Tuesday, November 23, 2010

For the Love of Lasagna!

I made lasagna for the first time in a long time. This is by far one of the best I made. I did it all by scratch, but you could use bottled sauce and achieve the same results. I also added canned mushrooms to the meat layer, but you could leave them out.


  • 1 onion, chopped

  • 5 garlic cloves, minced

  • 1-28 oz can of chopped tomatoes, undrained

  • 2 bay leaves

  • 1 1/2 tsp dried basil

  • 1 tsp dried oregano

  • 1/2 c red wine

  • 1 small can tomato paste

  • salt and pepper to taste

  • 2 T sugar if needed- it depends on your tomatoes

Cheese mixture:

  • 1-15 oz container ricotta

  • 1 small onion

  • 2 cloves garlic

  • 1 c cottage cheese

  • salt and pepper to taste


  • 1 pound ground beef

  • 1/2 c pepperoni slices


  • 1 c mozzarella cheese, shredded

  • 1/2 c Parmesan cheese, shredded

  • 12 lasagna noodles

  • 1 can mushrooms (optional)

To make the sauce: Start with a medium saucepan and sweat onions in 1 T olive oil and 1-2 T butter. Let them get translucent and start to turn golden in color. Add the garlic, bay leaves, basil, and oregano. Stir them into the onions and cook until fragrant. Add the tomato paste and cook the tomato paste until darkened in color- about 4-5 minutes. Add the red wine and deglaze the pan. Add the chopped tomatoes and stir all together. Lower the heat to simmer and cook for about 20 minutes for the flavors to come together. Taste the sauce for salt and pepper. Add sugar if necessary.

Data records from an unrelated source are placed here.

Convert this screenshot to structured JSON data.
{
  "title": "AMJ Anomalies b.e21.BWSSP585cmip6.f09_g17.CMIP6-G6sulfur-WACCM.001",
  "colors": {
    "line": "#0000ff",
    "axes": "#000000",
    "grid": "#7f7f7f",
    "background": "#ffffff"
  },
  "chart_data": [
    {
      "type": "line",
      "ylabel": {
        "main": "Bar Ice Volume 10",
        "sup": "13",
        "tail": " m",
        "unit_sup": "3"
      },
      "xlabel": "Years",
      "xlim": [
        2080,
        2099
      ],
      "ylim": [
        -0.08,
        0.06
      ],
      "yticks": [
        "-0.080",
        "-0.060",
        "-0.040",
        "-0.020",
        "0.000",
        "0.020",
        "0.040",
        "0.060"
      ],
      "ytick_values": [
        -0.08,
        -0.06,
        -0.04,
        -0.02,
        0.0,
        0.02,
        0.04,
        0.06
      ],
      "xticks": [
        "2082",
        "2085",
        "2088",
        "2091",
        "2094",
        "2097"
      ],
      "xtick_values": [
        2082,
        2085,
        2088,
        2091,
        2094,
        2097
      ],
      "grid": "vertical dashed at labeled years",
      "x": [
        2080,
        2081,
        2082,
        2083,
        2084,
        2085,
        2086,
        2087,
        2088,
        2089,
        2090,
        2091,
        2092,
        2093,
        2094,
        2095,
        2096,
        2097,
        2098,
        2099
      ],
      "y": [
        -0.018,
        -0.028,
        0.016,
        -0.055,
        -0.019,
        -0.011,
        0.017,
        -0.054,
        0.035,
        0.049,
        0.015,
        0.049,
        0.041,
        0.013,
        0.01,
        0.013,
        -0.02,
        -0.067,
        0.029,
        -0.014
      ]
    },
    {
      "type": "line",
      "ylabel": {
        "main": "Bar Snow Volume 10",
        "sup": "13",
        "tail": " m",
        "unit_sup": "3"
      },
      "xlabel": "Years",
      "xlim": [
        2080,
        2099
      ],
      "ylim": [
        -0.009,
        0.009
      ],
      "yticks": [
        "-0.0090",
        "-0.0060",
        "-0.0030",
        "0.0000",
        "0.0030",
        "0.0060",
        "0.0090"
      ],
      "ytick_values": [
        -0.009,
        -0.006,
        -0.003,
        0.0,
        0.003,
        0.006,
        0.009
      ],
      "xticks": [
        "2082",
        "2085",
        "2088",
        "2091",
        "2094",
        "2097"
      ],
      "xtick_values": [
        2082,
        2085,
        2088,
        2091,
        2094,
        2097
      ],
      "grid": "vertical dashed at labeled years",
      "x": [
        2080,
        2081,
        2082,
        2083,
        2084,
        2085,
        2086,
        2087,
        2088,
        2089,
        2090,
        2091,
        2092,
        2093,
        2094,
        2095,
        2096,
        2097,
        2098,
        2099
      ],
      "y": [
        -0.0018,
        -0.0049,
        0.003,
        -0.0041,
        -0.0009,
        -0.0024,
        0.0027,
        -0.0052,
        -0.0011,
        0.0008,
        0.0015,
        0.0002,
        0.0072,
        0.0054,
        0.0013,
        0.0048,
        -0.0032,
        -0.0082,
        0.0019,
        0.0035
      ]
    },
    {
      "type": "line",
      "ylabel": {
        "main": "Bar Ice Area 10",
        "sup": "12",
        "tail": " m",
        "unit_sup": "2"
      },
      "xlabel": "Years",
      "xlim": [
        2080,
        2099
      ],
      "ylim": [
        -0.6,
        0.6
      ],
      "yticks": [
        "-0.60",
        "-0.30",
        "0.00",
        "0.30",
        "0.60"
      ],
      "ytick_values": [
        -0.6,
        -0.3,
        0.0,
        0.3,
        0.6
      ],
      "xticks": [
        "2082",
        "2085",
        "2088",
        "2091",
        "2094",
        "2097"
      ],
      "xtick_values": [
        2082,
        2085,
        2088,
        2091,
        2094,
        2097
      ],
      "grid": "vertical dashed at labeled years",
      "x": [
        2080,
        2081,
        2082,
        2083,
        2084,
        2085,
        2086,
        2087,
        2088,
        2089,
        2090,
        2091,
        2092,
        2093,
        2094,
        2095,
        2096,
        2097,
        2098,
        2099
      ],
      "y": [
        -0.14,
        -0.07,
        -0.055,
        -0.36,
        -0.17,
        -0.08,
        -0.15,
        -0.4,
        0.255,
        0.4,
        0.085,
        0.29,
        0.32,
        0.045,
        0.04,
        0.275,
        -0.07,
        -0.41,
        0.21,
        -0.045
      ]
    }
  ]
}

To make the cheese mixture: Saute the onions in 1 T butter until soft and sweet. Add the garlic and saute until fragrant. Let the mixture cool a few minutes. Add onions and garlic to the ricotta and cottage cheese. Season with salt and pepper to taste.

To make the meat mixture: Place the pepperoni in the food processor and process until chopped small. Brown the ground beef with the pepperoni in a skillet until no longer pink. Set aside to cool a bit.

Place the 12 lasagna noodles in a dish with hot water to cover for about 40 minutes to one hour until pliable.

In a 8x11 glass dish, start with covering the bottom with a thin layer of sauce. Layer 3 noodles across. Use about 1/2 of the cheese mixture to spread over the noodles. Layer 3 more noodles. Add a thin layer of sauce over the noodles. Add the meat mixture. Add the mushrooms-optional. Add a little more sauce to the meat. Layer 3 more noodles. Spread the remaining 1/2 of the cheese mixture over the noodles. Layer 3 more noodles. Add a layer of sauce. Top with shredded mozzarella cheese and Parmesan cheese. Bake in a 350 F oven for 30-40 minutes until bubbling and hot.